Using codepage 65001 for output is broken prior to Windows 8 because WriteFile/WriteConsoleA returns (as an output parameter) the number of decoded UTF-16 codepoints instead of the number of bytes written, which makes a buffered writer repeatedly write garbage at the end of each write in proportion to the number of non-ASCII characters. This can be worked around by decoding to get the UTF-16 size before each write, or by just blindly assuming that a console write always succeeds in writing the entire buffer. In this case the console should be detected by GetConsoleMode(). isatty() isn't right for this since it's true for all character devices, which includes NUL among others.

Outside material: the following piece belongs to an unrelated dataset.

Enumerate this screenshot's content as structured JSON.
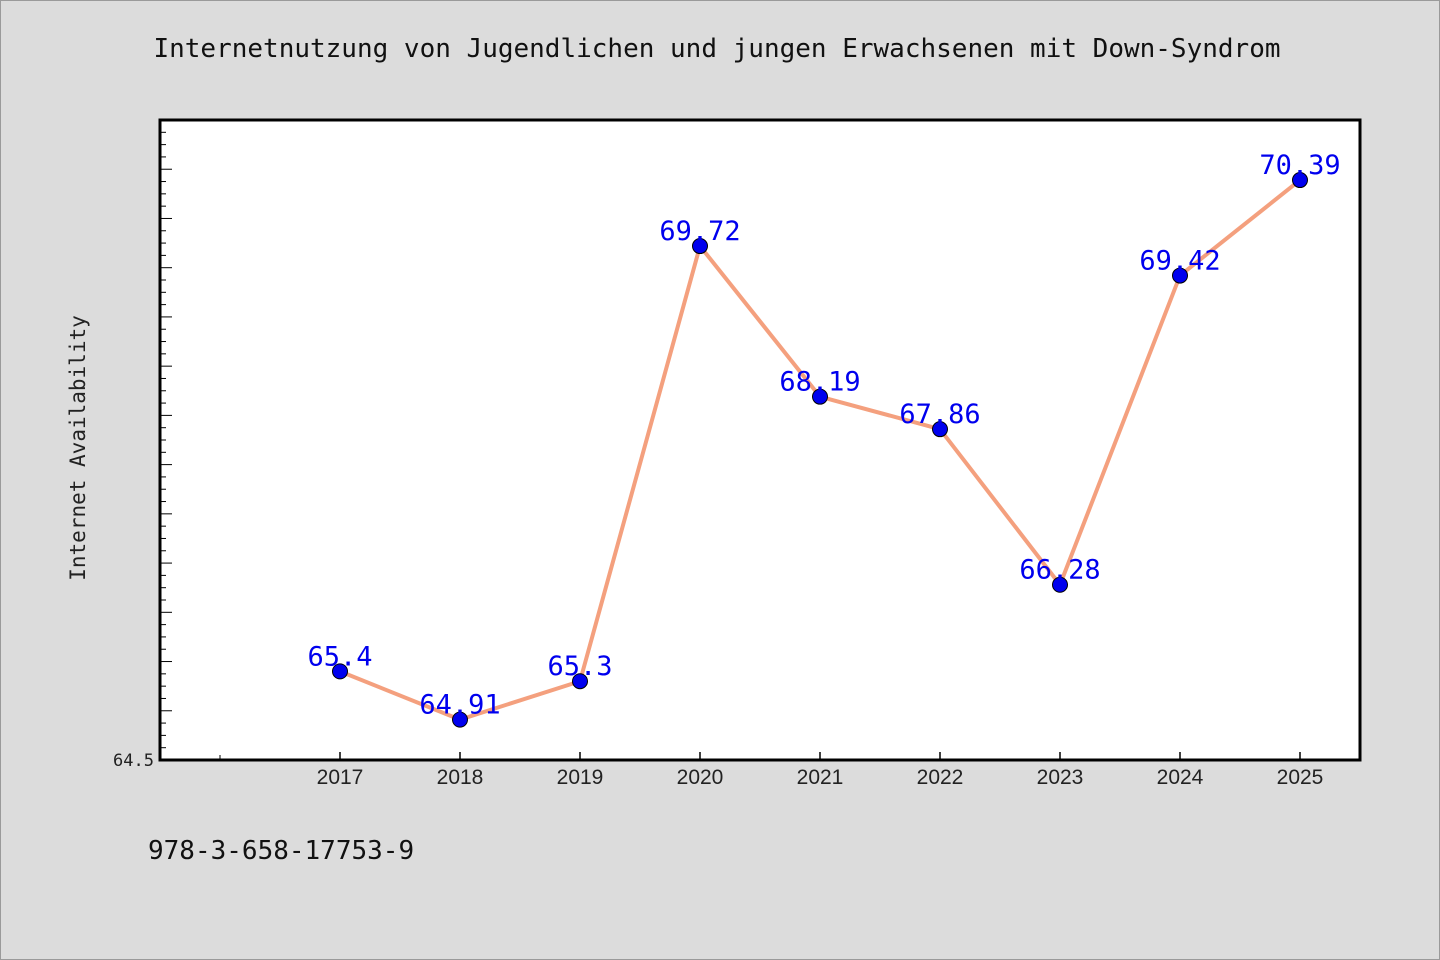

Codepage 65001 is broken for non-ASCII input (via ReadFile/ReadConsoleA) in all versions of Windows that I've tested, including Windows 10. By attaching a debugger to conhost.exe you can see how it fails in WideCharToMultiByte because it assumes one byte per character. If you try to read 10 bytes, it assumes you're trying to read 10 UTF-16 'characters' into a 10 byte buffer, which fails for UTF-8 when even a single non-ASCII character is read. The ReadFile/ReadConsoleA call returns that it successfully read 0 bytes, which is interpreted as EOF. This cannot be worked around. The only way to read the full range of Unicode from the console is via the wide-character APIs ReadConsoleW and ReadConsoleInputW.
IMO, Python needs a C implementation of the win_unicode_console module, using the wide-character APIs ReadConsoleW and WriteConsoleW. Note that this sets sys.std*.encoding as UTF-8 and transcodes, so Python code never has to work directly with UTF-16 encoded text.